Volyova éprouva l’envie d’en finir. Elle alluma l’holo, qui était resté éteint jusque-là, et afficha une image en temps réel du Lorean. L’épave ne donnait pas l’impression d’avoir changé depuis la dernière fois qu’ils l’avaient trouvée : la coque était toujours criblée de blessures horribles, infligées, comme ils le savaient à présent, immédiatement après que Cerbère eut attaqué et détruit les sondes. Mais, dans le vaisseau, les machines de Volyova n’étaient pas restées inactives ; il n’y en avait eu qu’un petit essaim, au début, semé par le robot qu’elle avait envoyé pour retrouver les inscriptions dans le journal de bord d’Alicia. Mais l’essaim avait crû rapidement, nourrissant sa propre expansion grâce au métal du bâtiment, s’interfaçant avec les systèmes d’autoréparation et de reconformation, dont la plupart avaient échoué à se rebouter après l’attaque de Cerbère. D’autres populations avaient suivi – et puis, un jour ou deux après la première imprégnation, le travail proprement dit avait commencé : la transformation de l’intérieur et de la peau du vaisseau. Un observateur non averti n’aurait rien vu de cela, mais toute activité industrielle produisait de la chaleur, et la paroi extérieure de l’épave détruite s’était légèrement réchauffée au cours des derniers jours, trahissant l’activité frénétique qui se déroulait à l’intérieur.
Volyova frotta son bracelet, vérifia les indications nominales.
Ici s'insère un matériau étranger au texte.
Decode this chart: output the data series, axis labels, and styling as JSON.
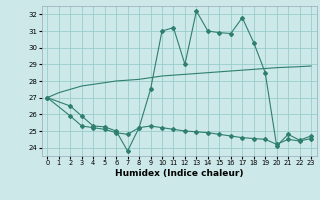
{
  "xlabel": "Humidex (Indice chaleur)",
  "bg_color": "#cce8e8",
  "grid_color": "#99cccc",
  "line_color": "#2e7f6f",
  "xlim": [
    -0.5,
    23.5
  ],
  "ylim": [
    23.5,
    32.5
  ],
  "yticks": [
    24,
    25,
    26,
    27,
    28,
    29,
    30,
    31,
    32
  ],
  "xticks": [
    0,
    1,
    2,
    3,
    4,
    5,
    6,
    7,
    8,
    9,
    10,
    11,
    12,
    13,
    14,
    15,
    16,
    17,
    18,
    19,
    20,
    21,
    22,
    23
  ],
  "series": [
    {
      "x": [
        0,
        1,
        2,
        3,
        4,
        5,
        6,
        7,
        8,
        9,
        10,
        11,
        12,
        13,
        14,
        15,
        16,
        17,
        18,
        19,
        20,
        21,
        22,
        23
      ],
      "y": [
        27.0,
        27.3,
        27.5,
        27.7,
        27.8,
        27.9,
        28.0,
        28.05,
        28.1,
        28.2,
        28.3,
        28.35,
        28.4,
        28.45,
        28.5,
        28.55,
        28.6,
        28.65,
        28.7,
        28.75,
        28.8,
        28.83,
        28.86,
        28.9
      ],
      "markers": false
    },
    {
      "x": [
        0,
        2,
        3,
        4,
        5,
        6,
        7,
        8,
        9,
        10,
        11,
        12,
        13,
        14,
        15,
        16,
        17,
        18,
        19,
        20,
        21,
        22,
        23
      ],
      "y": [
        27.0,
        26.5,
        25.9,
        25.3,
        25.25,
        25.0,
        23.8,
        25.2,
        27.5,
        31.0,
        31.2,
        29.0,
        32.2,
        31.0,
        30.9,
        30.85,
        31.8,
        30.3,
        28.5,
        24.1,
        24.8,
        24.45,
        24.7
      ],
      "markers": true
    },
    {
      "x": [
        0,
        2,
        3,
        4,
        5,
        6,
        7,
        8,
        9,
        10,
        11,
        12,
        13,
        14,
        15,
        16,
        17,
        18,
        19,
        20,
        21,
        22,
        23
      ],
      "y": [
        27.0,
        25.9,
        25.3,
        25.2,
        25.1,
        24.9,
        24.8,
        25.2,
        25.3,
        25.2,
        25.1,
        25.0,
        24.95,
        24.9,
        24.8,
        24.7,
        24.6,
        24.55,
        24.5,
        24.2,
        24.5,
        24.4,
        24.55
      ],
      "markers": true
    }
  ]
}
Ça allait bientôt commencer ; elle ne pouvait plus rien faire pour interrompre le processus.
— Mon Dieu, souffla Hegazi.
Le Lorean était en train de muer : il se dépouillait de sa peau. Des portions de la coque extérieure endommagée se détachaient par grands lambeaux, le vaisseau s’enveloppait dans un cocon de squames qui allait en s’expansant lentement. Ce qui apparaissait en dessous avait encore la même forme que l’épave, mais était entouré d’une carapace lisse comme la nouvelle peau d’un serpent. Les transformations avaient été plutôt faciles à imposer – contrairement au Spleen, le Lorean ne luttait pas contre ses propres virus autoreproducteurs. Il ne résistait pas aux mains qui le sculptaient. Si reformer le Spleen revenait à essayer de modeler du feu, le Lorean était de l’argile dans ses mains.
L’angle de prise de vue changea alors que les débris arrachés entraînaient la rotation du Lorean sur son axe longitudinal. Les moteurs Conjoineur fonctionnaient toujours, et ils étaient maintenant sous son contrôle, par l’intermédiaire de son bracelet. Ils n’auraient probablement jamais atteint un niveau de puissance suffisant pour propulser le vaisseau à une vitesse proche de celle de la lumière, mais ce n’était pas l’intention de Volyova. Le voyage qu’il devait faire – le dernier voyage qu’il ferait jamais – serait d’une brièveté presque insultante pour un tel bâtiment. Et maintenant, le vaisseau était à peu près vide, le volume intérieur comprimé dans les parois épaissies de la coque conique. Le cône était ouvert à la base ; le vaisseau ressemblait à un énorme dé à coudre pointu.
— Dan, dit-elle. Mes machines ont retrouvé les corps d’Alicia et de ses compagnons de bord. La plupart des mutins étaient en cryosomnie… mais ils n’ont pas survécu à l’attaque.
— Que dites-vous ?
— Je peux les faire revenir ici, si vous voulez. Mais ça prendrait du temps. Il faudrait que nous envoyions une navette pour les récupérer.
La réponse de Sylveste arriva plus vite qu’elle ne s’y attendait. Elle pensait qu’il voudrait y réfléchir une heure ou deux. Au lieu de quoi il dit :
— Non. Nous ne pouvons plus attendre. Vous avez raison : Cerbère a dû monitorer cette activité.